Former Lt. Gov. Henry E. Howell was there. His personal style endears him to many of the good ol' boys, but his alignment with blacks and labor and his fierce attacks over the years against the Byrds has put him out of the pale of political respectability at the Shad Planking.

That is not to say Howell had no votes among the hundreds at the picnic grounds. A Norfolk shipyard worker, a union member from Isle of Wight, readily confessed, "Henry is my man." Why was he wearing the bright orange and white Miller hat? "Someone gave it to me," he said.

There were a lot of Miller hats in the crowd, and they may have reflected substantial Miller sentiment. "These ol' boys will hit Henry every time they get a chance," Sen. Edward E. Willey (D-Richmond) said.

That's a likely forecast for the June 14 Democratic primary. In the November general, if Miller makes it, the ol' boys will probably measure his conservatism to see if it is enough to lure them back from their recent habit of voting Republican in elections of federal and some state candidates.

Up on the traditional flat bed truck at the summit of the picnic grounds, one of the Republican beneficiaries of the shifting allegiance of the good ol' boys, Rep. Robert W. Daniel, was holding forth.

Most folks were not hearing him. "Twenty years ago, old Harry could have stood up there and said, 'Virginia is beautiful,' and they would have all gone crazy cheering him," Sen. William Parkerson (D-Henrico) said. However, the reserved Republican aristocrat does not have old Harry's stature with the good ol' boys, or his touch.

Twenty years ago, former Gov. William M. Tuck might also have stood up there and brought the crowd to a frenzy by shaking his heavy jowls and thundering that the federal government "is trying to come down heah and mogrelize ouah schools."

Everybody who didn't hear Daniel was sure he was not saying anything like that, but they were equally sure he was saying something about the federal government.

Maybe he was giving the Department of Health, Education and Welfare a pasting for having tried to ban father-son banquets and boys' choirs in public schools. No need to turn away from whiskey and friends to hear Bob Daniel say that when you could have read it on the editorial page of The Washington Post.

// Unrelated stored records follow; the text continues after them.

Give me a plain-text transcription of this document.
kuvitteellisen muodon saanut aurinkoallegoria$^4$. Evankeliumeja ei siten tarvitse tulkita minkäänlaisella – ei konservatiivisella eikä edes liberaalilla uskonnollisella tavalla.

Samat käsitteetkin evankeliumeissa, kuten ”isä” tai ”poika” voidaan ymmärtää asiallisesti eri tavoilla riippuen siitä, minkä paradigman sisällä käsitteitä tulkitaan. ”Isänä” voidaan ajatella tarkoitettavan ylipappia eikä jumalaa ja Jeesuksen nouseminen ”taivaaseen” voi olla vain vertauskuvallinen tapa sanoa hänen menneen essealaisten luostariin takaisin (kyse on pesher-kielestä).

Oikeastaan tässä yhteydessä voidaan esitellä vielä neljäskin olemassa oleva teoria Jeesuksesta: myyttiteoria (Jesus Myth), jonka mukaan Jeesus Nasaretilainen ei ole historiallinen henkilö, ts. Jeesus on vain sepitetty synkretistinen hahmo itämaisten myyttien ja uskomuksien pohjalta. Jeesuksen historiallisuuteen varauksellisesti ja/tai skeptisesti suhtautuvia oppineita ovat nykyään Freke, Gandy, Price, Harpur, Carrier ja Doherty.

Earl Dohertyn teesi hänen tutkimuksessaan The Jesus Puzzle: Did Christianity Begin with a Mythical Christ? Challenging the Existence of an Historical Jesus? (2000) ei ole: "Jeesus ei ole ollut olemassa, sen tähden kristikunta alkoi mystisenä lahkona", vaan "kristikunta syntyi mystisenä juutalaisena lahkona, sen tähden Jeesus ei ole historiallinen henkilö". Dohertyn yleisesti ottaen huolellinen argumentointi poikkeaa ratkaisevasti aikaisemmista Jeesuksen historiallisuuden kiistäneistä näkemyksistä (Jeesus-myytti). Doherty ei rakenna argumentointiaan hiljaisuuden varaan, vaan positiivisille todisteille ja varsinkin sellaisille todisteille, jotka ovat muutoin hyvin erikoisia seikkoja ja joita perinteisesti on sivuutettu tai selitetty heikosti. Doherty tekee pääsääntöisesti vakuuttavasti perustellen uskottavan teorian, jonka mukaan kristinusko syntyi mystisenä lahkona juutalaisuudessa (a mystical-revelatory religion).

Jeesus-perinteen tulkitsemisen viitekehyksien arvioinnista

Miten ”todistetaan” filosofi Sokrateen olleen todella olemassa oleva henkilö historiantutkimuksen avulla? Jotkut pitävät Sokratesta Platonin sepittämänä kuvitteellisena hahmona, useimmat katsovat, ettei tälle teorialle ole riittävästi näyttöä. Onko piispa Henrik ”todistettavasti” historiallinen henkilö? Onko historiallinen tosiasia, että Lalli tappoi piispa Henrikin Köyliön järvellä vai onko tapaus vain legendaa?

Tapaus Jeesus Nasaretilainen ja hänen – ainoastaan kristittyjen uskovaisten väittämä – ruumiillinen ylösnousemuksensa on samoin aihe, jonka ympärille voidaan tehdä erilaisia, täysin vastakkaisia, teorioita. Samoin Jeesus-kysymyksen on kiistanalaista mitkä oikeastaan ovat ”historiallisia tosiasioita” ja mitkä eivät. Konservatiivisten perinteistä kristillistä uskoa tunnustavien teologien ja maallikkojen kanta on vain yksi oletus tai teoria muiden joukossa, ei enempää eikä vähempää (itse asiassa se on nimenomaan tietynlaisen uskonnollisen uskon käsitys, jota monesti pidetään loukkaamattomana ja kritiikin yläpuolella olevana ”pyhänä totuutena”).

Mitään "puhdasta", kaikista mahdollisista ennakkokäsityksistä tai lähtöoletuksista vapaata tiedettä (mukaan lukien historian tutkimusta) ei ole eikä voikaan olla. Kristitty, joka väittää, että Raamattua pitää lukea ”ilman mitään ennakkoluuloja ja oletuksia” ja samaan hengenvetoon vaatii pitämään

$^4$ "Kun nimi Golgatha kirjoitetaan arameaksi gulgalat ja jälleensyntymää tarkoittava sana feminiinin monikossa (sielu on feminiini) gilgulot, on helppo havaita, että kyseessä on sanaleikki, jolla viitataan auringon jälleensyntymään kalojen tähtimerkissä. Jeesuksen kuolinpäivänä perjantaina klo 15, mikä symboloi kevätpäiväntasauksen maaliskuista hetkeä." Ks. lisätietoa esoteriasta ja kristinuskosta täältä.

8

No one is as yet quoting Post editorials from the flat bed at the Shad Planking, but no one is raising racist cries there either. Racism at the Shad Planking, like most other places, has gone underground. It's receded from the rostrum. You had to walk over to the fringe of the crowd, by the fiery pits where the fish was baking, to hear a spare-built, salmon-colored Wakefield storekeeper wearing a peanut pendant make a racist reference to a black candidate for the House of Delegates.

Turning away from the storekeeper, the Wakefield picnic panarama was there to the absorbed. At the top of the hill, a few dusty black men moved about the pits like shadows in the bright April sun, tending the smoky oak coals.

Down the hill, the revelers filled and lined a loamy dirt drive to the summit. There was Rosenfeld, eyes discreetly riveted on the subject of the moment while at intervals on either fringe of the crowd ol' boys turned more or less toward the woods to relieve themselves.

A heavy middle-aged man in work clothes was one moment standing beside a pickup truck talking with friends and the next moment was prone in the dust, felled by the weight of too much bourbon.

In the sunlight and shadows, a few familiar faces and figures appeared, talking and dealing drinks to each other out of the trunks of late model cars.

There was Ernest H. (Judge) Williams, truck line lobbyist, the most influential member of his craft in Richmond.There was Bob Mcllwaine, the governor's special counsel and close friend of Williams.

There also was Lathan Mims, general manager of the Byrd newspaper in Harrisonburg and manager of campaigns for Sen. Harry F. Byrd Jr. and Godwin. Mims was standing at the trunk of a car with a friend from his home were talking about another Timmonsville boy, Melvin PurvisM trying to straighten out just when it was that Melvin, as head of the FBI's Chicago bureau, shot John Dillinger and when he finally shot himself.

There they all were, the good ol' boys. All around them, the candidates, ever the opportunists, served as new ornaments at a traditional feast. The good ol' boys weren't deciding anything. It was not a summit. It was a reunion.